Periode 70-an telah memperlihatkan pembaharuan dalam berbagai bidang, antara lain ; wawasan estetika, pandangan, sikap hidup, dan orientasi budaya. Para sastrawan tidak mengabaikan sesuatu yang bersifat tradisional bahkan berusaha untuk menjadikannya sebagai titik tolak dalam menghasilkan karya sastra modern. Perkembangan sastra Indonesia periode 70-an maju pesat, karen banyak penerbitan yang muncul dan bebas menampilkan hasil karyanya dalam  berbagai bentuk. Istilah angkatan 70 pertama kali diperkenalkan oleh Dami N. Toda dalam kertas kerjanya “Peta-Peta Perpuisian Indonesia 1970-an dalam Sketsa” yang diajukan dalam diskusi sastra memperingati ulang tahun ke- 5 Majalah Tifa Sastra di Fakultas Sastra UI (25 Mei 1977). Kertas kerja ini kemudian dimuat dalam Majalah Budaya Jaya (September 1977) dan dalam satyagraha hoerip (ed) semua Masalah Sastra (1982).
Menurut Dami, angkatan 70 dimulai dengan novel-novel Iwan Simatupang, yang jelas punya wawasan estetika novel tersendiri; lalu teaternya Rendra serta puisinya “Khotbah” dan “Nyayian Angsa”, juga semakin nyata dalam wawasan estetika perpuisian Sutarji Calzoum Bachrie, dan cerpen-cerpen dari Danarto, seperti “Godlob”, “Rintik”, dan sebagainya.
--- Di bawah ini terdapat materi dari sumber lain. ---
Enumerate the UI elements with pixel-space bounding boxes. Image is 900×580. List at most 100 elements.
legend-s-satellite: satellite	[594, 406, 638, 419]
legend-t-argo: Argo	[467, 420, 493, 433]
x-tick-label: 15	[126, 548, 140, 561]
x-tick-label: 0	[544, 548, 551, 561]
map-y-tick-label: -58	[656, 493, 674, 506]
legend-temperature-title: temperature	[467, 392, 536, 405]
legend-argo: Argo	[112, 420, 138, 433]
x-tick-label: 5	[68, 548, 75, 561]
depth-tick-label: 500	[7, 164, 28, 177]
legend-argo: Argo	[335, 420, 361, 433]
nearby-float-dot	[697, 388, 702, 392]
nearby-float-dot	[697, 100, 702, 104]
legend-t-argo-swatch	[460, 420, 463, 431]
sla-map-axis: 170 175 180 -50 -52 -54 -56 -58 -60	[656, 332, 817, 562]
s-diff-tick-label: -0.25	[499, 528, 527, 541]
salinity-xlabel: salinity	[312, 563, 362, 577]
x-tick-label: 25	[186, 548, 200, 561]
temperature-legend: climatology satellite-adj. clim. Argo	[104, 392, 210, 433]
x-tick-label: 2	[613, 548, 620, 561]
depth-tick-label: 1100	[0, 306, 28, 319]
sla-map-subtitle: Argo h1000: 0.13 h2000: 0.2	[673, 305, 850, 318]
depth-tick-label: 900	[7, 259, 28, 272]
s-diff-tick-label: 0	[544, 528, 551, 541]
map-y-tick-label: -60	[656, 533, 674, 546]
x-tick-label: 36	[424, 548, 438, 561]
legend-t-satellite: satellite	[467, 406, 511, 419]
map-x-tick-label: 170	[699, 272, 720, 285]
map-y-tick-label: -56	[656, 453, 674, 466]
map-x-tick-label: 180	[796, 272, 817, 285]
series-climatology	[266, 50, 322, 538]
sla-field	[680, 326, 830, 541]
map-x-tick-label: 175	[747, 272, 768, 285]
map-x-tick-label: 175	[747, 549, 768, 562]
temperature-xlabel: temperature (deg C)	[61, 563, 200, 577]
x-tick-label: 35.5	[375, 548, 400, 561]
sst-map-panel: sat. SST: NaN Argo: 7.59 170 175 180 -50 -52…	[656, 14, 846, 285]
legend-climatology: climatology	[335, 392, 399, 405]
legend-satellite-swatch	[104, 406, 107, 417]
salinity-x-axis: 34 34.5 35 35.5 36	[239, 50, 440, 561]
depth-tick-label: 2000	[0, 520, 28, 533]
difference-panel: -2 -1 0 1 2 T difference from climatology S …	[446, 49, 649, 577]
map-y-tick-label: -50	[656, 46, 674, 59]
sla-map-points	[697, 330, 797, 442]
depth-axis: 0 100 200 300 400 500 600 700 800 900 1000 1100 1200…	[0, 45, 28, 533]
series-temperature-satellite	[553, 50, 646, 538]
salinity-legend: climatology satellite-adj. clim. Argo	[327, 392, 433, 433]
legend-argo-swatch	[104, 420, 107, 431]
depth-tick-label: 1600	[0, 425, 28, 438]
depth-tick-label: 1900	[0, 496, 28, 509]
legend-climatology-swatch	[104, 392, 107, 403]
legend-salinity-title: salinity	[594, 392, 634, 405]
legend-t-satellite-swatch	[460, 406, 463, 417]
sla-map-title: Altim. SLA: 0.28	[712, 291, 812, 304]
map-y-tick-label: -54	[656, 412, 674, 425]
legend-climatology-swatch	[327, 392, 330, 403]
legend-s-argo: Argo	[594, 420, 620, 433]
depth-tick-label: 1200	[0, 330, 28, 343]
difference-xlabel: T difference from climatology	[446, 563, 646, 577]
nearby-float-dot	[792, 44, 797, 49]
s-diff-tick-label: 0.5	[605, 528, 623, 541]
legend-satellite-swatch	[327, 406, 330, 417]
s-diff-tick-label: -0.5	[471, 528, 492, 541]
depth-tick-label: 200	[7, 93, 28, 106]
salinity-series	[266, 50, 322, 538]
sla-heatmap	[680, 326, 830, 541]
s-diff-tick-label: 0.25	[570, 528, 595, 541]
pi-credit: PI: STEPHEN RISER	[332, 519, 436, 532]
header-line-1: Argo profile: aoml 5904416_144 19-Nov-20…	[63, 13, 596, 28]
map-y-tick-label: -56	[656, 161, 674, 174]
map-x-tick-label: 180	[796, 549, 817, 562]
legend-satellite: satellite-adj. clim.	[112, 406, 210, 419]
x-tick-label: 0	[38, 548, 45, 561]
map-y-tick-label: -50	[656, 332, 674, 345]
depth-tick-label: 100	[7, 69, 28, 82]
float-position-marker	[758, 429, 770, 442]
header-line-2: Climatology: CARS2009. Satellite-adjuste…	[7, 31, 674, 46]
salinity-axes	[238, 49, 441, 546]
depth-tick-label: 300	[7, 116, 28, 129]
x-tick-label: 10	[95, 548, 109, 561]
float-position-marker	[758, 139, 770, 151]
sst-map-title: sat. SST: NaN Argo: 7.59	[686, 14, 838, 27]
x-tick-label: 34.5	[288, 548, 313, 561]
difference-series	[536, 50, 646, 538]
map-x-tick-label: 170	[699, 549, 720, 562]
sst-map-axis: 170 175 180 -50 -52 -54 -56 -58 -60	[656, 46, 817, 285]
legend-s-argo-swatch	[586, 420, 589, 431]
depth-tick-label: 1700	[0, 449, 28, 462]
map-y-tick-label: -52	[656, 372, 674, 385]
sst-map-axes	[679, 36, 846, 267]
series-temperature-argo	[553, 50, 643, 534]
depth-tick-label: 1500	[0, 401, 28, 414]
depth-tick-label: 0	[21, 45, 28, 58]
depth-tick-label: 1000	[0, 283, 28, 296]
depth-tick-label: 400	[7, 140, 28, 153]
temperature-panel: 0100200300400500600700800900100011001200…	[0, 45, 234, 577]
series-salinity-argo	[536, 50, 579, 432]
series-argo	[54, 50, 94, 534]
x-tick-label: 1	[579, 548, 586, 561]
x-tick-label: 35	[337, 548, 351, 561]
Sastra kontekstual, istilah ini pertama kali diperkenalkan oleh Ariel Heryanto pada Saresehan Kesenian di Solo, 28-29 Oktober 1984. Menurut Ariel, sastra kontekstual adalah sejenis pemahaman atas seluk beluk kesusastraan dengan meninjau kaitannya dengan konteks sosial-historis kesusastraan yang bersangkutan. Bukan sejenis karya sastra.
Sastra Angkatan 80
Kelahiran sastra angkatan 80-an diwarnai dengan aturan-aturan yang ketat dan dipengaruhi oleh kegiatan politik. Angkatan 80-an lahir pada masa pemerintahan Soeharto era Orde Baru. Soeharto pada masa itu masih menduduki suatu jabatan di militer dan sebagai presiden Republik Indonesia, sehingga pemerintahannya sangat kokoh dengan perlindungan dari militer. Era Orde Baru mempunyai ciri yaitu semua keputusan berporos pada presiden dan hak bersuara sangat dibatasi. Ketika ada sebuah karya yang sifatnya dianggap provokasi, mengancam, melecehkan, menyinggung, dan merugikan maka akan langsung ditindaklanjuti oleh Soeharto dengan segera. Contohnya adalah Majalah Djaja yang terkenal waktu itu berhenti terbit, padahal majalah tersebut memuat masalah masalah budaya bangsa dan kesenian Indonesia.
Sebab-sebab di atas tersebut menjadi dasar tentang tema yang di titik beratkan pada angkatan 80-an, yaitu tentang roman percintaan dan kisah kehidupan pada masa itu yang bersifat tidak dianggap provokasi, mengancam, melecehkan, menyinggung dan merugikan. Tema roman percintaan dan kisah kehidupan ini pun didasari oleh kemajuan ekonomi dan hidup yang indah bagi masyarakat karena pada masa itu perekonomian di Indonesia sangat makmur sebelum krisis moneter pertengahan tahun 1997.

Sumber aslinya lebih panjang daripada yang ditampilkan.